What I’ve Been Reading

1. Stephen Schwartz, The Other Islam: Sufism and the Road to Global Harmony.  Islamic theology is a reading interest of mine and I don’t mean the stuff that the terrorists promote.  This book is not a comprehensive introduction to Sufism but it is interesting throughout and most of all excellent on the sadly neglected topic of Albanian Bektashi theology

2. Alexander Dolgin, The Economics of Symbolic Exchange.  A long, sprawling, and often creative and interesting overview of cultural economics, especially as it relates to issues of symbolic goods.

3. Michael Bérubé, Life as We Know It: A Father, A Family, and an Exceptional Child.  About the author’s Down syndrome child; this is a very good book and it is also conceptual, not your usual concrete-bound memoir.

4. Heraldo Muñoz, The Dictator’s Shadow: Life Under Augusto Pinochet.  This book fills in a lot of back detail about the Pinochet years.  It is not perfect, but it is far more objective and useful than I had been expecting, especially given that the author was persecuted by Pinochet.

5. Elena Ferrante, The Lost Daughter.  Translated from the Italian, this short novel is one of my favorite fictional works of the year; it is a favorite of Bookslut (and others) as well.

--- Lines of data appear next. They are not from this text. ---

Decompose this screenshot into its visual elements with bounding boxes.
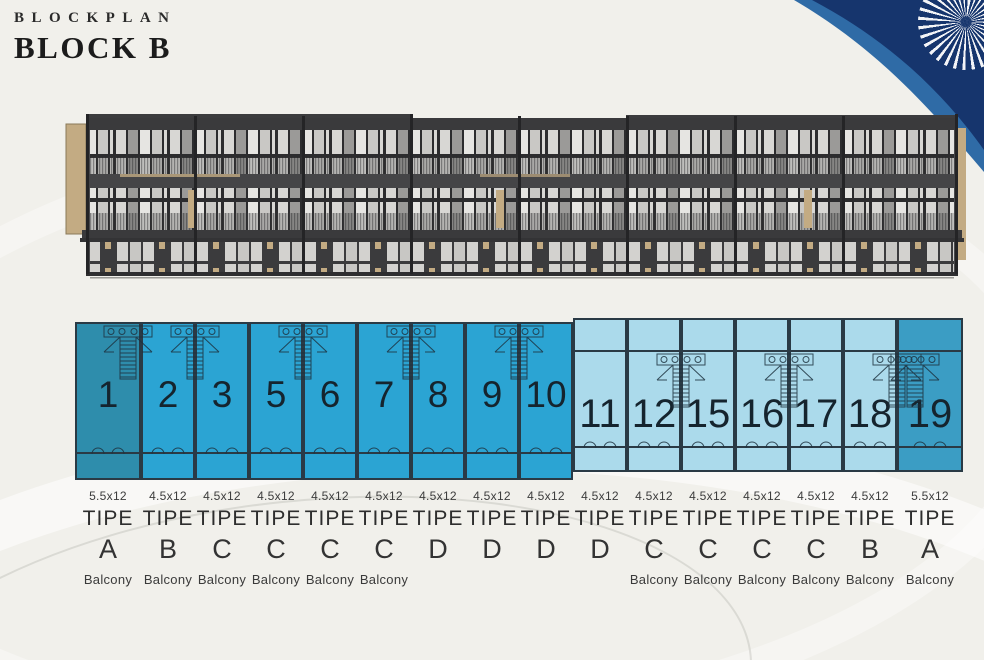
unit-porch <box>521 452 571 478</box>
unit-number: 3 <box>197 376 247 413</box>
unit-dimension: 4.5x12 <box>303 489 357 503</box>
unit-interior: 8 <box>413 324 463 452</box>
tipe-label: TIPE <box>573 507 627 531</box>
unit-interior: 10 <box>521 324 571 452</box>
unit-interior: 15 <box>683 352 733 446</box>
unit-label-column-10: 4.5x12TIPED <box>519 489 573 587</box>
tipe-label: TIPE <box>519 507 573 531</box>
unit-porch <box>683 446 733 470</box>
balcony-label: Balcony <box>735 572 789 587</box>
unit-label-column-6: 4.5x12TIPECBalcony <box>303 489 357 587</box>
unit-type: D <box>411 534 465 565</box>
unit-12: 12 <box>627 318 681 472</box>
unit-dimension: 4.5x12 <box>519 489 573 503</box>
tipe-label: TIPE <box>75 507 141 531</box>
unit-label-column-5: 4.5x12TIPECBalcony <box>249 489 303 587</box>
unit-number: 7 <box>359 376 409 413</box>
tipe-label: TIPE <box>735 507 789 531</box>
unit-label-column-19: 5.5x12TIPEABalcony <box>897 489 963 587</box>
unit-dimension: 4.5x12 <box>573 489 627 503</box>
unit-porch <box>899 446 961 470</box>
unit-number: 18 <box>845 394 895 434</box>
unit-type: A <box>75 534 141 565</box>
unit-porch <box>77 452 139 478</box>
unit-label-column-15: 4.5x12TIPECBalcony <box>681 489 735 587</box>
balcony-label: Balcony <box>897 572 963 587</box>
unit-dimension: 4.5x12 <box>789 489 843 503</box>
unit-type: D <box>519 534 573 565</box>
balcony-label: Balcony <box>195 572 249 587</box>
blockplan-slide: BLOCKPLAN BLOCK B <box>0 0 984 660</box>
tipe-label: TIPE <box>465 507 519 531</box>
unit-3: 3 <box>195 322 249 480</box>
unit-number: 17 <box>791 394 841 434</box>
unit-dimension: 4.5x12 <box>141 489 195 503</box>
unit-label-column-16: 4.5x12TIPECBalcony <box>735 489 789 587</box>
unit-dimension: 4.5x12 <box>465 489 519 503</box>
tipe-label: TIPE <box>303 507 357 531</box>
unit-9: 9 <box>465 322 519 480</box>
unit-dimension: 4.5x12 <box>735 489 789 503</box>
unit-number: 11 <box>575 394 625 434</box>
unit-dimension: 4.5x12 <box>249 489 303 503</box>
unit-backyard <box>575 320 625 352</box>
unit-number: 5 <box>251 376 301 413</box>
unit-type: C <box>249 534 303 565</box>
unit-backyard <box>899 320 961 352</box>
page-kicker: BLOCKPLAN <box>14 10 177 27</box>
unit-backyard <box>683 320 733 352</box>
unit-dimension: 5.5x12 <box>75 489 141 503</box>
unit-2: 2 <box>141 322 195 480</box>
unit-porch <box>197 452 247 478</box>
balcony-label: Balcony <box>843 572 897 587</box>
tipe-label: TIPE <box>627 507 681 531</box>
unit-interior: 6 <box>305 324 355 452</box>
tipe-label: TIPE <box>357 507 411 531</box>
unit-5: 5 <box>249 322 303 480</box>
unit-interior: 16 <box>737 352 787 446</box>
tipe-label: TIPE <box>897 507 963 531</box>
tipe-label: TIPE <box>249 507 303 531</box>
balcony-label: Balcony <box>75 572 141 587</box>
unit-8: 8 <box>411 322 465 480</box>
balcony-label: Balcony <box>627 572 681 587</box>
unit-label-column-8: 4.5x12TIPED <box>411 489 465 587</box>
tipe-label: TIPE <box>789 507 843 531</box>
unit-label-column-3: 4.5x12TIPECBalcony <box>195 489 249 587</box>
page-title: BLOCK B <box>14 30 177 66</box>
floor-plan: 123567891011121516171819 <box>75 316 963 488</box>
unit-17: 17 <box>789 318 843 472</box>
unit-18: 18 <box>843 318 897 472</box>
unit-type: C <box>303 534 357 565</box>
unit-label-column-9: 4.5x12TIPED <box>465 489 519 587</box>
unit-porch <box>305 452 355 478</box>
balcony-label: Balcony <box>357 572 411 587</box>
unit-label-column-2: 4.5x12TIPEBBalcony <box>141 489 195 587</box>
unit-number: 12 <box>629 394 679 434</box>
balcony-label: Balcony <box>249 572 303 587</box>
unit-backyard <box>629 320 679 352</box>
unit-porch <box>629 446 679 470</box>
unit-label-column-12: 4.5x12TIPECBalcony <box>627 489 681 587</box>
unit-interior: 17 <box>791 352 841 446</box>
unit-number: 9 <box>467 376 517 413</box>
unit-type: C <box>735 534 789 565</box>
unit-type: D <box>465 534 519 565</box>
tipe-label: TIPE <box>411 507 465 531</box>
unit-number: 8 <box>413 376 463 413</box>
unit-type: A <box>897 534 963 565</box>
unit-labels-row: 5.5x12TIPEABalcony4.5x12TIPEBBalcony4.5x… <box>75 489 963 587</box>
unit-number: 19 <box>899 394 961 434</box>
unit-interior: 9 <box>467 324 517 452</box>
unit-porch <box>845 446 895 470</box>
unit-type: B <box>843 534 897 565</box>
unit-interior: 18 <box>845 352 895 446</box>
unit-number: 10 <box>521 376 571 413</box>
unit-porch <box>359 452 409 478</box>
unit-type: C <box>357 534 411 565</box>
unit-dimension: 4.5x12 <box>357 489 411 503</box>
unit-19: 19 <box>897 318 963 472</box>
unit-interior: 12 <box>629 352 679 446</box>
unit-backyard <box>737 320 787 352</box>
unit-label-column-17: 4.5x12TIPECBalcony <box>789 489 843 587</box>
unit-dimension: 4.5x12 <box>411 489 465 503</box>
building-elevation-drawing <box>60 112 968 284</box>
unit-porch <box>143 452 193 478</box>
unit-number: 6 <box>305 376 355 413</box>
unit-type: C <box>195 534 249 565</box>
unit-16: 16 <box>735 318 789 472</box>
unit-dimension: 5.5x12 <box>897 489 963 503</box>
unit-number: 1 <box>77 376 139 413</box>
unit-dimension: 4.5x12 <box>681 489 735 503</box>
unit-type: D <box>573 534 627 565</box>
balcony-label: Balcony <box>303 572 357 587</box>
tipe-label: TIPE <box>141 507 195 531</box>
tipe-label: TIPE <box>195 507 249 531</box>
balcony-label: Balcony <box>141 572 195 587</box>
unit-interior: 11 <box>575 352 625 446</box>
unit-interior: 3 <box>197 324 247 452</box>
unit-porch <box>251 452 301 478</box>
unit-label-column-7: 4.5x12TIPECBalcony <box>357 489 411 587</box>
unit-interior: 2 <box>143 324 193 452</box>
unit-6: 6 <box>303 322 357 480</box>
unit-interior: 5 <box>251 324 301 452</box>
unit-backyard <box>791 320 841 352</box>
unit-interior: 19 <box>899 352 961 446</box>
tipe-label: TIPE <box>681 507 735 531</box>
unit-porch <box>575 446 625 470</box>
unit-type: C <box>681 534 735 565</box>
unit-label-column-11: 4.5x12TIPED <box>573 489 627 587</box>
unit-interior: 1 <box>77 324 139 452</box>
unit-1: 1 <box>75 322 141 480</box>
unit-dimension: 4.5x12 <box>843 489 897 503</box>
unit-number: 2 <box>143 376 193 413</box>
unit-porch <box>413 452 463 478</box>
unit-type: C <box>627 534 681 565</box>
unit-porch <box>467 452 517 478</box>
unit-label-column-1: 5.5x12TIPEABalcony <box>75 489 141 587</box>
unit-dimension: 4.5x12 <box>627 489 681 503</box>
unit-dimension: 4.5x12 <box>195 489 249 503</box>
unit-7: 7 <box>357 322 411 480</box>
unit-number: 16 <box>737 394 787 434</box>
header: BLOCKPLAN BLOCK B <box>14 10 177 66</box>
unit-type: C <box>789 534 843 565</box>
balcony-label: Balcony <box>789 572 843 587</box>
unit-backyard <box>845 320 895 352</box>
unit-number: 15 <box>683 394 733 434</box>
brand-swirl-logo-icon <box>918 0 984 70</box>
unit-label-column-18: 4.5x12TIPEBBalcony <box>843 489 897 587</box>
unit-porch <box>737 446 787 470</box>
unit-10: 10 <box>519 322 573 480</box>
unit-11: 11 <box>573 318 627 472</box>
unit-15: 15 <box>681 318 735 472</box>
balcony-label: Balcony <box>681 572 735 587</box>
unit-type: B <box>141 534 195 565</box>
unit-porch <box>791 446 841 470</box>
unit-interior: 7 <box>359 324 409 452</box>
tipe-label: TIPE <box>843 507 897 531</box>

6. Speaking of Bookslut, Jessica Crispin’s favorite fiction book of the year was the Hungarian Metropole, by Ferenc Karinthy.  I read it some time ago and inexplicably forgot to mention it.  The feel is Kafkaesque and the premise is that a man wakes up in a world where suddenly he cannot understand any of the languages being spoken and has no way of communicating with anybody.